I hadn't exercised in five years. My back was still a problem. I literally had my ass handed to me as I refused to wear any kind of spandex. I bought a giant white helmet that weighed a ton and had no ventilation. My first ride was brutal. I made it to the park next to Chelsea Piers, and for those who don't live in NYC, that's about three miles on the flat. I sat on a bench and a man walked by and whistled. "Nice bike," he said. "Beautiful." I felt like an idiot. A defeated idiot.

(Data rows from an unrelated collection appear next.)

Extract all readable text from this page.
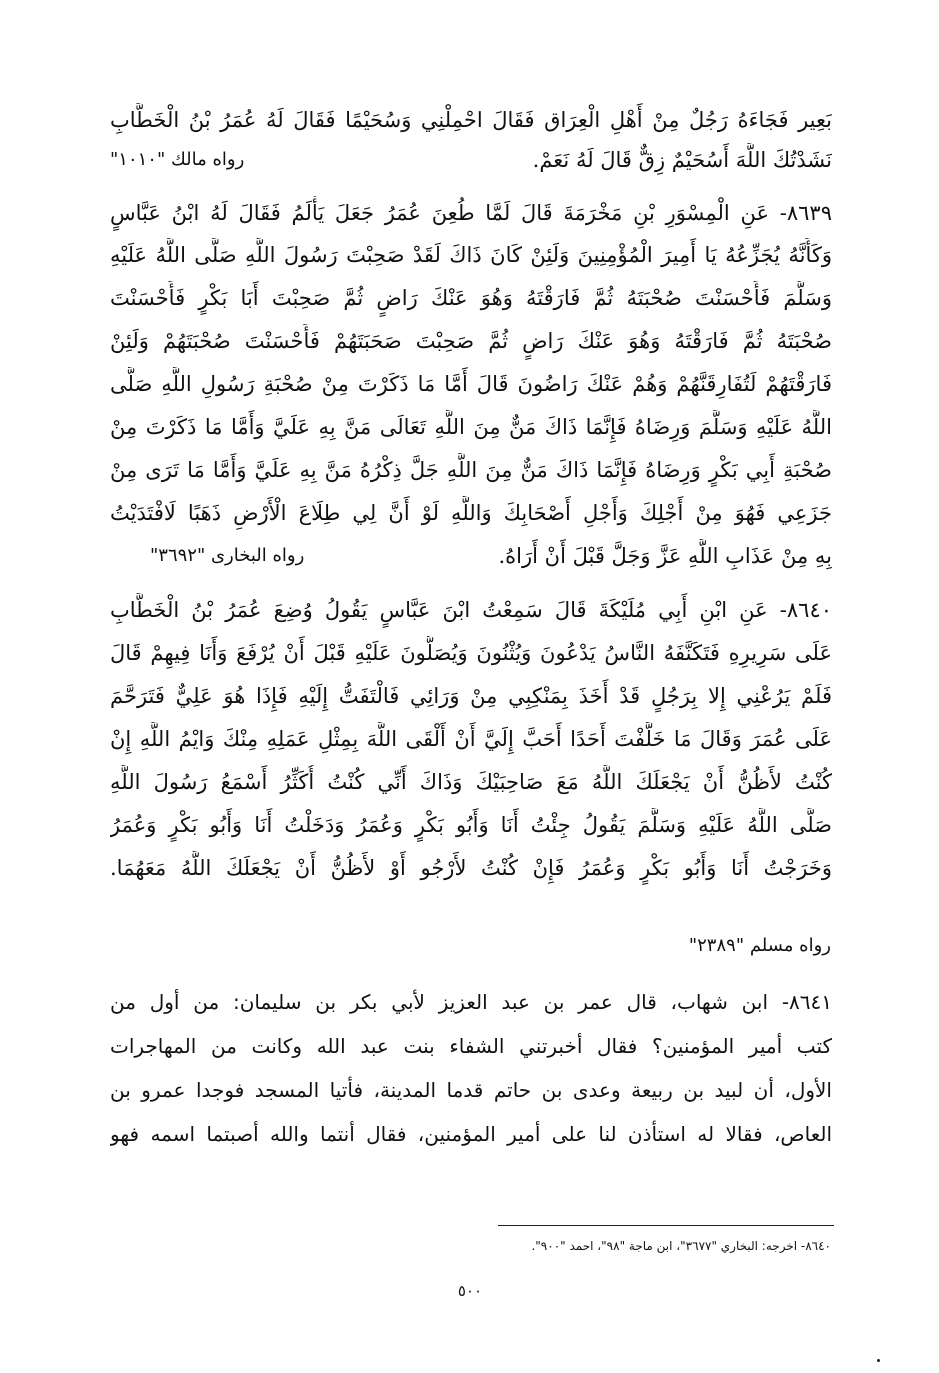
بَعِير فَجَاءَهُ رَجُلٌ مِنْ أَهْلِ الْعِرَاق فَقَالَ احْمِلْنِي وَسُحَيْمًا فَقَالَ لَهُ عُمَرُ بْنُ الْخَطَّابِ
نَشَدْتُكَ اللَّهَ أَسُحَيْمٌ زِقٌّ قَالَ لَهُ نَعَمْ.
رواه مالك "١٠١٠"
٨٦٣٩- عَنِ الْمِسْوَرِ بْنِ مَخْرَمَةَ قَالَ لَمَّا طُعِنَ عُمَرُ جَعَلَ يَأْلَمُ فَقَالَ لَهُ ابْنُ عَبَّاسٍ
وَكَأَنَّهُ يُجَزِّعُهُ يَا أَمِيرَ الْمُؤْمِنِينَ وَلَئِنْ كَانَ ذَاكَ لَقَدْ صَحِبْتَ رَسُولَ اللَّهِ صَلَّى اللَّهُ عَلَيْهِ
وَسَلَّمَ فَأَحْسَنْتَ صُحْبَتَهُ ثُمَّ فَارَقْتَهُ وَهُوَ عَنْكَ رَاضٍ ثُمَّ صَحِبْتَ أَبَا بَكْرٍ فَأَحْسَنْتَ
صُحْبَتَهُ ثُمَّ فَارَقْتَهُ وَهُوَ عَنْكَ رَاضٍ ثُمَّ صَحِبْتَ صَحَبَتَهُمْ فَأَحْسَنْتَ صُحْبَتَهُمْ وَلَئِنْ
فَارَقْتَهُمْ لَتُفَارِقَنَّهُمْ وَهُمْ عَنْكَ رَاضُونَ قَالَ أَمَّا مَا ذَكَرْتَ مِنْ صُحْبَةِ رَسُولِ اللَّهِ صَلَّى
اللَّهُ عَلَيْهِ وَسَلَّمَ وَرِضَاهُ فَإِنَّمَا ذَاكَ مَنٌّ مِنَ اللَّهِ تَعَالَى مَنَّ بِهِ عَلَيَّ وَأَمَّا مَا ذَكَرْتَ مِنْ
صُحْبَةِ أَبِي بَكْرٍ وَرِضَاهُ فَإِنَّمَا ذَاكَ مَنٌّ مِنَ اللَّهِ جَلَّ ذِكْرُهُ مَنَّ بِهِ عَلَيَّ وَأَمَّا مَا تَرَى مِنْ
جَزَعِي فَهُوَ مِنْ أَجْلِكَ وَأَجْلِ أَصْحَابِكَ وَاللَّهِ لَوْ أَنَّ لِي طِلَاعَ الْأَرْضِ ذَهَبًا لَافْتَدَيْتُ
بِهِ مِنْ عَذَابِ اللَّهِ عَزَّ وَجَلَّ قَبْلَ أَنْ أَرَاهُ.
رواه البخارى "٣٦٩٢"
٨٦٤٠- عَنِ ابْنِ أَبِي مُلَيْكَةَ قَالَ سَمِعْتُ ابْنَ عَبَّاسٍ يَقُولُ وُضِعَ عُمَرُ بْنُ الْخَطَّابِ
عَلَى سَرِيرِهِ فَتَكَنَّفَهُ النَّاسُ يَدْعُونَ وَيُثْنُونَ وَيُصَلُّونَ عَلَيْهِ قَبْلَ أَنْ يُرْفَعَ وَأَنَا فِيهِمْ قَالَ
فَلَمْ يَرُعْنِي إِلا بِرَجُلٍ قَدْ أَخَذَ بِمَنْكِبِي مِنْ وَرَائِي فَالْتَفَتُّ إِلَيْهِ فَإِذَا هُوَ عَلِيٌّ فَتَرَحَّمَ
عَلَى عُمَرَ وَقَالَ مَا خَلَّفْتَ أَحَدًا أَحَبَّ إِلَيَّ أَنْ أَلْقَى اللَّهَ بِمِثْلِ عَمَلِهِ مِنْكَ وَايْمُ اللَّهِ إِنْ
كُنْتُ لأَظُنُّ أَنْ يَجْعَلَكَ اللَّهُ مَعَ صَاحِبَيْكَ وَذَاكَ أَنِّي كُنْتُ أُكَثِّرُ أَسْمَعُ رَسُولَ اللَّهِ
صَلَّى اللَّهُ عَلَيْهِ وَسَلَّمَ يَقُولُ جِئْتُ أَنَا وَأَبُو بَكْرٍ وَعُمَرُ وَدَخَلْتُ أَنَا وَأَبُو بَكْرٍ وَعُمَرُ
وَخَرَجْتُ أَنَا وَأَبُو بَكْرٍ وَعُمَرُ فَإِنْ كُنْتُ لأَرْجُو أَوْ لأَظُنُّ أَنْ يَجْعَلَكَ اللَّهُ مَعَهُمَا.
رواه مسلم "٢٣٨٩"
٨٦٤١- ابن شهاب، قال عمر بن عبد العزيز لأبي بكر بن سليمان: من أول من
كتب أمير المؤمنين؟ فقال أخبرتني الشفاء بنت عبد الله وكانت من المهاجرات
الأول، أن لبيد بن ربيعة وعدى بن حاتم قدما المدينة، فأتيا المسجد فوجدا عمرو بن
العاص، فقالا له استأذن لنا على أمير المؤمنين، فقال أنتما والله أصبتما اسمه فهو
٨٦٤٠- اخرجه: البخاري "٣٦٧٧"، ابن ماجة "٩٨"، احمد "٩٠٠".
٥٠٠
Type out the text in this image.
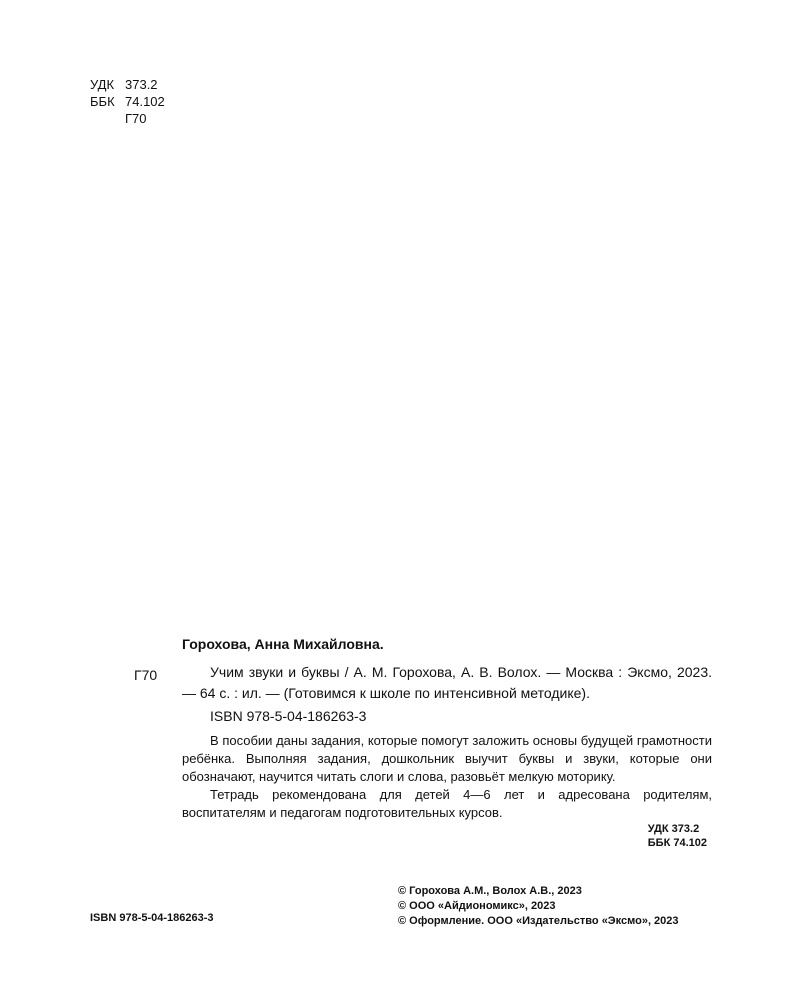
УДК 373.2
ББК 74.102
Г70
Горохова, Анна Михайловна.
Г70	Учим звуки и буквы / А. М. Горохова, А. В. Волох. — Москва : Эксмо, 2023. — 64 с. : ил. — (Готовимся к школе по интенсивной методике).

ISBN 978-5-04-186263-3

В пособии даны задания, которые помогут заложить основы будущей грамотности ребёнка. Выполняя задания, дошкольник выучит буквы и звуки, которые они обозначают, научится читать слоги и слова, разовьёт мелкую моторику.

Тетрадь рекомендована для детей 4—6 лет и адресована родителям, воспитателям и педагогам подготовительных курсов.

УДК 373.2
ББК 74.102
ISBN 978-5-04-186263-3
© Горохова А.М., Волох А.В., 2023
© ООО «Айдиономикс», 2023
© Оформление. ООО «Издательство «Эксмо», 2023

I don't remember much of those first few months, but I stuck with it. I changed my saddle, bought a pair of bike shorts that I wore under some sweatpants, and got a lighter helmet with vents. I celebrated small but huge milestones, like the first time I rode all the way to the little red lighthouse under the George Washington bridge, the first time I made it up the hill towards the cloisters, riding over the Brooklyn Bridge, and doing laps of Prospect Park.

Cycling saved me from the city. It saved me from the stress and exhaustion of being a mom of twins. It gave me reason to be out in the world, to step outside my comfort zone and surprise myself with what I could accomplish, who I could be. Last summer I bought my first road bike, a Scott Contessa CR1 Team. I have all the kit. I wear the spandex without apology, despite my bruised up, pale legs. I clip my feet into the pedals even though in the beginning I fell over twice in the city streets, more embarrassing than painful. My socks match my bike, a color scheme of black, red and white. I rode in the Medio portion (64 miles) of the New York GranFondo in 2012, and this May I will do the 109 miles up Bear Mountain.

Cycling has allowed me to move through this world fearlessly. To live in the moment, something so important, and something I always failed to do. In a small part I owe my sobriety to cycling, because I never want to let myself down on the bike.